Gaza : Emmanuel Macron a « bien compris » que les plans de Benyamin Netanyahou « dépassent le démantèlement du Hamas »

A quatre jours de la reconnaissance officielle de l’Etat de Palestine par la France devant l’Assemblée générale de l’ONU, Emmanuel Macron s’est montré très critique envers le gouvernement de l’état hébreu à la télévision israélienne. Et pour cause, il y a urgence à tenter de « préserver la solution à deux Etats », selon David Rigoulet-Roze.
Aglaée Marchand

Temps de lecture :

8 min

Publié le

Mis à jour le

« Contreproductif », « échec », « énorme erreur »… C’est en des termes particulièrement durs, qu’Emmanuel Macron s’est exprimé au sujet de l’offensive israélienne sur Gaza jeudi 18 septembre, dans une interview accordée à la chaîne de télévision israélienne N12. Ces déclarations surviennent alors que le chef d’État français doit reconnaître officiellement l’existence de l’État de Palestine lundi 22 septembre.

Une position qui s’explique par « les rebuffades » du Premier ministre israélien, alors que l’État hébreu a été incité à de multiples reprises à « emprunter un nouveau chemin que celui de la guerre », analyse Jean-Paul Chagnollaud, professeur émérite des universités et président honoraire de l’Institut de Recherche et d’Études Méditerranée Moyen-Orient (iReMMO). Mais aussi par la volonté d’essayer de s’adresser à la société israélienne en s’efforçant de « passer par-dessus le gouvernement actuel », qui a manifesté sa « surdité » à la solution à deux États, « laquelle, sur le terrain apparaît en outre de plus en plus hypothéquée par la politique de colonisation de la Cisjordanie », selon David Rigoulet-Roze, chercheur à l’Institut français d’analyse stratégique (IFAS) et spécialiste du Moyen-Orient.

Une perte de « crédibilité » d’Israël

Il n’a pas mâché ses mots. Pointant du doigt un « genre d’opérations […] totalement contreproductif », en dépit de « résultats uniques en termes de sécurité », Emmanuel Macron a vivement critiqué la stratégie du gouvernement israélien. « C’est un échec », a-t-il résumé. Sans détour, il a déploré des offensives qui provoquent « tellement de victimes et blessés chez les civils », qu’elles détruisent « complètement l’image et la crédibilité » de l’État hébreu, « non seulement dans la région, mais auprès de l’opinion publique partout ».

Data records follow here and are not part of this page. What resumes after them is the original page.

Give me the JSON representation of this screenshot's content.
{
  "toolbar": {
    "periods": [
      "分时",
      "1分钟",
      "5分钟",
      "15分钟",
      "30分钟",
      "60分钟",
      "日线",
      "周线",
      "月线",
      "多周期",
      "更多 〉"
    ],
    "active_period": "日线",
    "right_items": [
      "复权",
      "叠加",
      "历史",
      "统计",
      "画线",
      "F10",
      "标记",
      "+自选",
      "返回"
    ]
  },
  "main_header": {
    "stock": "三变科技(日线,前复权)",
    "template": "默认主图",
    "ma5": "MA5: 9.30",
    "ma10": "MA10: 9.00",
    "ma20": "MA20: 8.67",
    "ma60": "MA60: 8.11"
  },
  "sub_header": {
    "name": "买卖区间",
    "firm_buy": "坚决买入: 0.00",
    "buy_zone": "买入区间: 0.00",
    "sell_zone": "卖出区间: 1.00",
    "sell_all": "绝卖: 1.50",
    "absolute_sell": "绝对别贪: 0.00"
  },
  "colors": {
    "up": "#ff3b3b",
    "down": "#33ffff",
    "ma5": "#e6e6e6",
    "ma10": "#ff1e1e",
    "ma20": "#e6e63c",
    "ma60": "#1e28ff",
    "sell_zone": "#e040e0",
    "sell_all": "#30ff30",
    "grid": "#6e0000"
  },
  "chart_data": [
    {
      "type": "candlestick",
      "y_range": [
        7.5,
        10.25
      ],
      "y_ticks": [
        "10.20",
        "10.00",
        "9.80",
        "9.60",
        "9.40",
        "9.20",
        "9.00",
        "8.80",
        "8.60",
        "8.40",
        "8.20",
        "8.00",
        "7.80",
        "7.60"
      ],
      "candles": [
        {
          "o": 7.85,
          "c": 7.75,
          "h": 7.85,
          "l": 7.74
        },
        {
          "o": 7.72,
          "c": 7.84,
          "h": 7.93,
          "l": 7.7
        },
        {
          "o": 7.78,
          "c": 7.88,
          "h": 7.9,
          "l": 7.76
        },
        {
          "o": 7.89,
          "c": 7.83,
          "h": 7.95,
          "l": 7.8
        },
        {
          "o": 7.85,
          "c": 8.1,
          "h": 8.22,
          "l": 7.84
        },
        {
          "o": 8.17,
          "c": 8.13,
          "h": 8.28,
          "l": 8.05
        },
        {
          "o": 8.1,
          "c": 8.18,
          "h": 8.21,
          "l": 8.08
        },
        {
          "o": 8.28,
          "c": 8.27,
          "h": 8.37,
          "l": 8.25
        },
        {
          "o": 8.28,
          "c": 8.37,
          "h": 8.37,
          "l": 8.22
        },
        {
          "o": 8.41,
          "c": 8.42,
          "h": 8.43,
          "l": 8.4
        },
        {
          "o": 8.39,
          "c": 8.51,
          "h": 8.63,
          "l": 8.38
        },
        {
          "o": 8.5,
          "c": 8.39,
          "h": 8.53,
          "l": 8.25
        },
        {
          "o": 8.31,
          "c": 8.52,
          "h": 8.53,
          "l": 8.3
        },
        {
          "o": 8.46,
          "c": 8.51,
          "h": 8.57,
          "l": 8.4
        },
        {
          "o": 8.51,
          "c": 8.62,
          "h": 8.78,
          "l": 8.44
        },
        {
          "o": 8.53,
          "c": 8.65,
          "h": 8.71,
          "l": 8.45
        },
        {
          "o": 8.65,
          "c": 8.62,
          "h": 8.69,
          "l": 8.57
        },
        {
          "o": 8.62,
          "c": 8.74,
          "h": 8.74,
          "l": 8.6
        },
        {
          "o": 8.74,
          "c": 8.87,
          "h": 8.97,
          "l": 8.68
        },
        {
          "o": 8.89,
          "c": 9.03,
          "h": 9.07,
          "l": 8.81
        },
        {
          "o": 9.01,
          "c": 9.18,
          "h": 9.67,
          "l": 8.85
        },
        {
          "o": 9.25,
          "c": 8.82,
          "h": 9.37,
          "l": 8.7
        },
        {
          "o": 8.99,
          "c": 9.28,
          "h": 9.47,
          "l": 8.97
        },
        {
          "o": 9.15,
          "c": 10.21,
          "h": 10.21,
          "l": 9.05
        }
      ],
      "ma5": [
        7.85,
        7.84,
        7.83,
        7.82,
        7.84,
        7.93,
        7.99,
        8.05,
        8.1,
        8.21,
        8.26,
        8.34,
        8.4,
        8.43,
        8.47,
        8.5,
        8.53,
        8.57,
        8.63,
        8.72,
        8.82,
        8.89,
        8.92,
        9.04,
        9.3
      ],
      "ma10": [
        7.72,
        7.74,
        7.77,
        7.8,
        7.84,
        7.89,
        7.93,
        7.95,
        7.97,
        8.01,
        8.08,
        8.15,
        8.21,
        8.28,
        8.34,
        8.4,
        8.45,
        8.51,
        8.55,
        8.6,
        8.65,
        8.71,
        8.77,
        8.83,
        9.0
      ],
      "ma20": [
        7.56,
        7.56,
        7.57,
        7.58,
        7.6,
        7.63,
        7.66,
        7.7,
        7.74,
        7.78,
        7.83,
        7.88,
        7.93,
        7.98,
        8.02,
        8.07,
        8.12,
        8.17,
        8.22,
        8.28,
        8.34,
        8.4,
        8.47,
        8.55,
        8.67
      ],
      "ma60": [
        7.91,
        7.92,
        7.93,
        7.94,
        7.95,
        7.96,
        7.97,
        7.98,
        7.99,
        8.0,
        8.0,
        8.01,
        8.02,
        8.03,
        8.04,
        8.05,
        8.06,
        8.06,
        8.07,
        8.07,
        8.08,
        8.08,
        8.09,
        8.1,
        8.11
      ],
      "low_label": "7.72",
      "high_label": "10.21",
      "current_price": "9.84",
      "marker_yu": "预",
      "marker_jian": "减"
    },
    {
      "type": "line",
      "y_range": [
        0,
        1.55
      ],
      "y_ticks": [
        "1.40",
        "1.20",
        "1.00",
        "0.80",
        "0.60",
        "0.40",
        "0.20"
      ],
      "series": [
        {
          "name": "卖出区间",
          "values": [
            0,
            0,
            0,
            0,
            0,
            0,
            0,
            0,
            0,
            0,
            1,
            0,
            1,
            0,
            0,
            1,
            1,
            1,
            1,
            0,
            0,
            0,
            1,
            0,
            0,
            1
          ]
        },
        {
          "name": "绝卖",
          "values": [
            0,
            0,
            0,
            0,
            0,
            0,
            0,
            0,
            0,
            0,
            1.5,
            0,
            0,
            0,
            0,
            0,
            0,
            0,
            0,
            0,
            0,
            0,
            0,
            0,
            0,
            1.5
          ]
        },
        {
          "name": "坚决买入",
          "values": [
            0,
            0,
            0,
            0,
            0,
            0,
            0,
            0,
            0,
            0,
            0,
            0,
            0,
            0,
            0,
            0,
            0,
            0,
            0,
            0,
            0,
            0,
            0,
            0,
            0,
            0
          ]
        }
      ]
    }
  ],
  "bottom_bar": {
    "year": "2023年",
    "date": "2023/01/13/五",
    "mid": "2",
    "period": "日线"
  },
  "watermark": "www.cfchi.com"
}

Des propos sévères du président français qui « s’aperçoit qu’il n’y a pas grand-chose à attendre de ce gouvernement », commente Jean-Paul Chagnollaud, mais qui soulignent aussi la volonté du chef d’État français de montrer « qu’il pense en réalité à l’intérêt d’Israël à long terme qu’il estime malmené par la politique suivie par le gouvernement israélien dont la dernière offensive sur Gaza constitue l’expression », d’après David Rigoulet-Roze.

La reconnaissance d’un État palestinien, sans le Hamas

Celui qui avait pourtant affirmé son soutien très ferme aux Israéliens au lendemain des attaques du Hamas du 7 octobre 2023, a finalement acté avant l’été sa volonté de reconnaître l’État palestinien. Son déplacement à Al-Arich, l’avant-poste égyptien du soutien humanitaire à Gaza, au mois d’avril dernier, « n’y est pas pour rien », d’après Jean-Paul Chagnollaud. Emmanuel Macron « a pris conscience que le projet initial de Benyamin Netanyahou dépasse le démantèlement du Hamas et le souhait de ramener les otages », selon le chercheur, « il a bien compris que ses plans vont bien plus loin ».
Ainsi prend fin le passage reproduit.